Incumbent Richard Oden won the Democratic nomination for Chairman with 56 percent of the Democratic ballots, or 4,204, to Brian Jenkins' 44 percent, or 3,359 ballots.

Oden said, the next morning, "I’m thankful and appreciative of the victory we ran... We’re victorious. I’m so excited about that. I want to congratulate Mr. Jenkins." He said he would continue doing what he's been doing as Chairman, as his track record showed results.

Jenkins said he was pleased with the number of people that supported him. "I was very impressed. We spent little money but garnered 44 percent of the vote." He pointed out incumbents in other nearby counties won more convincingly than Oden did.

"For me to have garnered 44 percent of the vote, I am humbled but give all the credit to God," Jenkins said. "We’re going to introduce a new brand of democratic politics in Rockdale County.We move on and we come back stronger next time. I will continue to be a voice for the 44 percent."

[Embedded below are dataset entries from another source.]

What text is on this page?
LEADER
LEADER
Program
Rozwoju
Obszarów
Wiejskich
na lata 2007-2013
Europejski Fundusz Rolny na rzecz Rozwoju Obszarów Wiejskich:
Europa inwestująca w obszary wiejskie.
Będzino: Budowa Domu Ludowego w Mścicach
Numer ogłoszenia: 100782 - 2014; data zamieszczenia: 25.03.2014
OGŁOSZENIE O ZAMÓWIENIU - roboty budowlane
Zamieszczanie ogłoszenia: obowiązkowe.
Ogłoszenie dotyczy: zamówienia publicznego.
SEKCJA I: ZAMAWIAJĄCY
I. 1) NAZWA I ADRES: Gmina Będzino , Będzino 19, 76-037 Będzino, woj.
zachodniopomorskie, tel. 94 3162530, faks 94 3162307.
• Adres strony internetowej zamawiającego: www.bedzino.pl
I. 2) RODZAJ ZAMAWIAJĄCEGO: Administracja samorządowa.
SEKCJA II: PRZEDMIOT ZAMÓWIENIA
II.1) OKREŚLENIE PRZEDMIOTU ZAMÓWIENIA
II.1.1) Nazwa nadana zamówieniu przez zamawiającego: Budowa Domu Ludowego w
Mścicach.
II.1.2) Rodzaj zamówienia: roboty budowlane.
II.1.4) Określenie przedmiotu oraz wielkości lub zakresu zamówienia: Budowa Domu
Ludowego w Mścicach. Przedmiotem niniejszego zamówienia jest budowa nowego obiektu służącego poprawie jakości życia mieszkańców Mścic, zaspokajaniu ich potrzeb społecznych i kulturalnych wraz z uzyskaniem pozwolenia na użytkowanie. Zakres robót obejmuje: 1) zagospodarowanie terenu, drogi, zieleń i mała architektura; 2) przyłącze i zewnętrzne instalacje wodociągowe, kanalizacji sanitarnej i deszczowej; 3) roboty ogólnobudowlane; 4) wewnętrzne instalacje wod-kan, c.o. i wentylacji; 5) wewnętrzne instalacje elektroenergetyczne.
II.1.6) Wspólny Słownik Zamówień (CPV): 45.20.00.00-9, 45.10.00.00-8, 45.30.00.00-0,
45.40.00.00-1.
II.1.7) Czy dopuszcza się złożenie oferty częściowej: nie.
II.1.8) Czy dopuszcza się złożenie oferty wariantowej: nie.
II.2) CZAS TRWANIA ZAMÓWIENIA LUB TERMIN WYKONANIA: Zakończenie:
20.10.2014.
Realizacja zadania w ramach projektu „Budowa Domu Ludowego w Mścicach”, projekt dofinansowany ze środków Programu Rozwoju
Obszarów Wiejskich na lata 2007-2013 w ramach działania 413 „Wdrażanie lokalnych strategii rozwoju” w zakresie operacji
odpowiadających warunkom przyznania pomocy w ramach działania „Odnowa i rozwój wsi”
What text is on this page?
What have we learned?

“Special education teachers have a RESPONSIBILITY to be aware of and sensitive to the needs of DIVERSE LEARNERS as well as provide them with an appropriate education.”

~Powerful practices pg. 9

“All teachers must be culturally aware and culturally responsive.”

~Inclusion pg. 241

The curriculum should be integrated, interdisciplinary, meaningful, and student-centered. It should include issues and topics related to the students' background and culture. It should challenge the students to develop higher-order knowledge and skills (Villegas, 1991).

Eric Levett will face four-term incumbent and Republican Sheriff Jeff Wigington in November after defeating Donald Ferguson 4,288 votes to Ferguson’s 3,205 votes for the Democratic nomination.

Levett, who is a Rockdale County Sheriff’s Office deputy, said he is thankful to the voters and he will continue seeking support until the November election.

“I believe I can earn the citizen’s votes between now and November. I believe they are looking to forge a new level of service and I can do that. The numbers (votes) speak to that.”

Ferguson said when reached by phone the next morning that he knew it would be a long night once he heard the results of the early/absentee voting.

"I have no comments. The sheriff knows what he did. I heard what actually was supposed to take place. God has a plan for me. Everything is done for a reason. I think what took place yesterday will be exposed. God has a way of correcting certain things. What I do stand for is being ethically based and believing in integrity. Ethical grounding and integrity were not part of yesterday’s election," Ferguson said.


Probate Court

Charles Mays was the winner of the Democratic nomination Tuesday night as he won 52 percent of the vote, or 3716 votes, to Cayce Dix’s 3376 votes or 58 percent.

“It’s been a close race and we hope to push forward and take the election in November. I appreciate all the help and especially the votes. I hope the voter will work with me further,” Mays said.

Caycie Dix released the following statement on Wednesday, "I would like to thank all of my supporters this time around in my running for Probate Court judge. I do hope the most qualified candidate for the position will lead the community in the direction it needs to go."

Mays will go on to face Republican and incumbent five-term Probate Court Judge Lillis Brown in November.